Provoking China to score cheap political points domestically does not advance Australian interests. While most Australians would prefer the US domestic political model to the Chinese, we are not going to change the Chinese system and so must learn to live with it. Complaints about Chinese attempts to influence Australian attitudes are naive. All countries, including Australia, try to influence the policies of others and China is no different. Our American ally has a long history of influencing other countries clandestinely and of overthrowing democratic governments that didn’t suit its interests. Nobody is in a position to cast the first stone. The government’s unnecessary public attacks on China achieve nothing and pose the risk of threats to Australian interests from China. If you lead with your chin you are asking for trouble.
The current media and political hysteria over China is largely driven by domestic political posturing and media hype, but there can be no doubt that the Chinese Government is trying to influence Australian attitudes towards China. All countries do that. The American influence on Australian politics is far greater than that of China and Ali Kazak’s recent blog showed the efforts made by the Government of Israel to influence our attitudes. Australia does the same thing in other countries. The intelligence agencies of all countries try to bribe, blackmail or otherwise control influential decision-makers in other countries where they have an interest. So why don’t we get worked up about these other countries? The government answer is clear. The USA is our friend and ally with which we share values. China promotes a different political system and doesn’t share our values. It is implied that China poses a threat, although this is denied unconvincingly by the Prime Minister. The underlying assumption in all political and most media comment is that we are tied irrevocably to the USA and that China is a potential threat strategically, even if our major trading partner. The US is said to provide stability in Asia although no evidence is produced to show this.
There are two questions to consider. First, we need to distinguish between how countries behave internationally and how they behave domestically. Democracies do not necessarily behave any better internationally than authoritarian regimes. The second is what values do we share with whom?

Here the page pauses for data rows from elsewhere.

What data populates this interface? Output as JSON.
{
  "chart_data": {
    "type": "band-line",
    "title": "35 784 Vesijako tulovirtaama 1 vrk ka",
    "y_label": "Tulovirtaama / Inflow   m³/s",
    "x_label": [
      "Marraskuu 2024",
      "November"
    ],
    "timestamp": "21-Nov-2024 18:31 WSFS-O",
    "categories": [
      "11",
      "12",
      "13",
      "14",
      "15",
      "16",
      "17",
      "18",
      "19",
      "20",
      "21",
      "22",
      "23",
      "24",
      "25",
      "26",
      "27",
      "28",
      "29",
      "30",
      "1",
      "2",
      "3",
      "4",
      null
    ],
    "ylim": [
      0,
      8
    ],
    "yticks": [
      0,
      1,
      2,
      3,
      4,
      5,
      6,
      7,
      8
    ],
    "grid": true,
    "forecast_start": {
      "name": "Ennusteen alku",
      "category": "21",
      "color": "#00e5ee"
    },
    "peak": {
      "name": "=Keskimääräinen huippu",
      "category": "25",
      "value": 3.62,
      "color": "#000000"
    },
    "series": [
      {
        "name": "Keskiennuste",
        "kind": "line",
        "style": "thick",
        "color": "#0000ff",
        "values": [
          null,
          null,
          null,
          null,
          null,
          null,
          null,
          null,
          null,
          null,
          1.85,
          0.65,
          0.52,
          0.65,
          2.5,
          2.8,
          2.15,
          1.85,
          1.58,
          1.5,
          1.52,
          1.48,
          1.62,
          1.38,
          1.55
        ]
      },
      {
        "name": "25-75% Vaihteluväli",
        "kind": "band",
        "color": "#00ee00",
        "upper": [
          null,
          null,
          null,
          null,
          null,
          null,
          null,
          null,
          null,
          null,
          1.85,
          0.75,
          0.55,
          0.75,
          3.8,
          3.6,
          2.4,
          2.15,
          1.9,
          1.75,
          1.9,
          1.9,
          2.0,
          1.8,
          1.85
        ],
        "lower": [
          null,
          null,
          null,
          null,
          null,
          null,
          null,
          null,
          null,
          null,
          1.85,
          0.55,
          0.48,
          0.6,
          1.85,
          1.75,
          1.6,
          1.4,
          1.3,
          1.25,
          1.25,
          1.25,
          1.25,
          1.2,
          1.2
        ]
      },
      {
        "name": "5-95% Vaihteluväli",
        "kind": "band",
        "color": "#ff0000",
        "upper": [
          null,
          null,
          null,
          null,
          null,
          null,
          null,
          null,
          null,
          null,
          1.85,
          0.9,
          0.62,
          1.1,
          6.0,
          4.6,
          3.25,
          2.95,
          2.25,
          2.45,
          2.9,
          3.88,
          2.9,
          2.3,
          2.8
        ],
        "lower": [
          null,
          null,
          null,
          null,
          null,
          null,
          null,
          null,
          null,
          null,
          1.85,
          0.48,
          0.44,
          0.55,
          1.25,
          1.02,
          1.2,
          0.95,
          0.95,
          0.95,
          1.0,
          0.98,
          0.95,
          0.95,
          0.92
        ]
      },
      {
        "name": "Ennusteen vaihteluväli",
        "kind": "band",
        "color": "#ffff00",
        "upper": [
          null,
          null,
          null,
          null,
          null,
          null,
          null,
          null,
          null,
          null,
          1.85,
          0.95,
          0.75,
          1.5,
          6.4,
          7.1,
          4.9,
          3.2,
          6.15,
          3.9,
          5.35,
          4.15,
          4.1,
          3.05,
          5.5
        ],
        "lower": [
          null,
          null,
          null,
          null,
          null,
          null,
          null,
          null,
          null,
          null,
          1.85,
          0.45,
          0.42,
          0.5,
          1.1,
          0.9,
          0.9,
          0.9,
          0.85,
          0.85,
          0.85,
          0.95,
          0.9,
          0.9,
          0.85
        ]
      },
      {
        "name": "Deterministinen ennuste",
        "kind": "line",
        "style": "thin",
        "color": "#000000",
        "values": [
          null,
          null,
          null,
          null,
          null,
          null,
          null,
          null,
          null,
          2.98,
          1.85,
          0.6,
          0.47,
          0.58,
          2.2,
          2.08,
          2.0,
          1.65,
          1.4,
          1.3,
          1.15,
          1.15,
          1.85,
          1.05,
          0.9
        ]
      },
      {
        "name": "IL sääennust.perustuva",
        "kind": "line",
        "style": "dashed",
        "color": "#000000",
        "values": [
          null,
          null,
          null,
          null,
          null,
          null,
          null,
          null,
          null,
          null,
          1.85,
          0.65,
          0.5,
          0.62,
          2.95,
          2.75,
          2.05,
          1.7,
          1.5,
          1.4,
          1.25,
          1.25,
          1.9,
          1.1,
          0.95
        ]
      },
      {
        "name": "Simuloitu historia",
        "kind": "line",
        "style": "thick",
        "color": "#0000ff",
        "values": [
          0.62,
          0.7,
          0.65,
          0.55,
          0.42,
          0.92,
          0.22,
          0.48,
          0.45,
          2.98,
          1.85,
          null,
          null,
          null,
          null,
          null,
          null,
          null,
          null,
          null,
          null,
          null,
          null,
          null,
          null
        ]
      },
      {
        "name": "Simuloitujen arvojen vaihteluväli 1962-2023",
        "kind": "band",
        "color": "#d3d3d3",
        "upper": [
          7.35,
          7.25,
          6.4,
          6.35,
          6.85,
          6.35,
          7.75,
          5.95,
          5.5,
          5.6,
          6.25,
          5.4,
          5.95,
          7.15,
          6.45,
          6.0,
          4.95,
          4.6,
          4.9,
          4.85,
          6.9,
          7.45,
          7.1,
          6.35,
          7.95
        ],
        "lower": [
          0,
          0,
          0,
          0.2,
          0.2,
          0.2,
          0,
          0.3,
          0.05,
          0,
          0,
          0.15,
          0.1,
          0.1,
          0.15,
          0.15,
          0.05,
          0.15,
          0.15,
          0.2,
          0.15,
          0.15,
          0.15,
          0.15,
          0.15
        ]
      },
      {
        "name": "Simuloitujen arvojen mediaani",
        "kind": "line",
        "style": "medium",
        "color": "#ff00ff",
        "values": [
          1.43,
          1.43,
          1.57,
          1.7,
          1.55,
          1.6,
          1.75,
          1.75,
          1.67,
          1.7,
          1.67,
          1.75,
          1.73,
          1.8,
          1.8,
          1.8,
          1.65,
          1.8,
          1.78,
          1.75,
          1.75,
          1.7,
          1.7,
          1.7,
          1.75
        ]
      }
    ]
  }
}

The USA has a long history of doing to others what China is accused of doing to us but going a lot further. It has overthrown democratic governments that did not suit American commercial or strategic interests and interfered with the electoral processes of other countries. The American reaction to Whitlam’s move towards greater independence is an object lesson to Australia. For all its faults, the American domestic system is much more to our liking than the Chinese one but what should concern other countries is how the US behaves outside its borders. The White Paper writes that the competition for influence between China and the USA will be won by China and therefore we should back the USA because it shares our values. President Trump has said he is putting America first, which is what China is doing. The only difference between Trump and previous presidents is that he says it out loud and, to be fair, tells other countries to put their interests first.
The values question is more complicated. Both Australia and the US practice and indeed promote democracy with missionary zeal as a system of government, so this is a shared value. As a member of the Coalition of the Willing and a partner in other American military ventures, we presumably share the same value that allows countries to invade other countries they don’t like. In the case of Chile, Australia helped the CIA attempt to prevent Salvador Allende coming to power. So are we in a position to cast the first stone if other countries follow our example? Do we really think others see us as having the moral high ground? One problem in dealing with the USA, as anyone who has lived there knows, is that there are many Americas. The people I knew in Boston did on the whole share our values, as do many of my American friends from other parts of the country, but the deep south and the mid-west bible belt are different countries. Do we share the American gun cult? Do we believe God has given the USA a special right that others don’t share? Do we agree with the current American exceptionalism that is the child of manifest destiny? If you follow our mainstream media perhaps we do! Our policies on trade and climate change are very different from those of the current administration. We certainly don’t share those values with the Americans but we do with China.
So we may conclude that some Americans share some values with us and that we are seen by Americans as loyal allies, but the danger is that we may be driven yet again into unwise American adventures to support US attempts to remain dominant. Does the alliance protect us or make us a target? Why would China want to make an enemy of Australia? The only way we are likely to get into a fight with China is through the American Alliance. The harping on domestic values and practices, combined with criticism of China which is not directed to other countries, can only be seen as bias which the government effectively admits to be the case by stressing the values line. Even allowing for an element of Chinese propaganda, China’s public criticism and calling in of the Australian Ambassador show that China sees us as biased. Even if we support the US against China, despite thinking the US is going to lose the battle, do we really have to rub the Chinese nose in it? The Prime Minister didn’t help matters by his mangled Mandarin which would have sounded to Chinese speakers like plisa dona squizza da froot does to English speakers. Whatever we may think of China’s system of government, we are not going to change it and must learn to live with it. We should not apologise for our values and way of life but we should respect others’ rights to do the same. Provoking China publicly to score cheap political points domestically isn’t going to achieve anything and could be dangerous. The bottom line is that the Prime Minister can best protect our interests by saying as little as possible. If you lead with your chin you must expect to get hit.
Cavan Hogue is a retired Australian ambassador with extensive experience in Asia and a former head of the Asia Division in DFAT.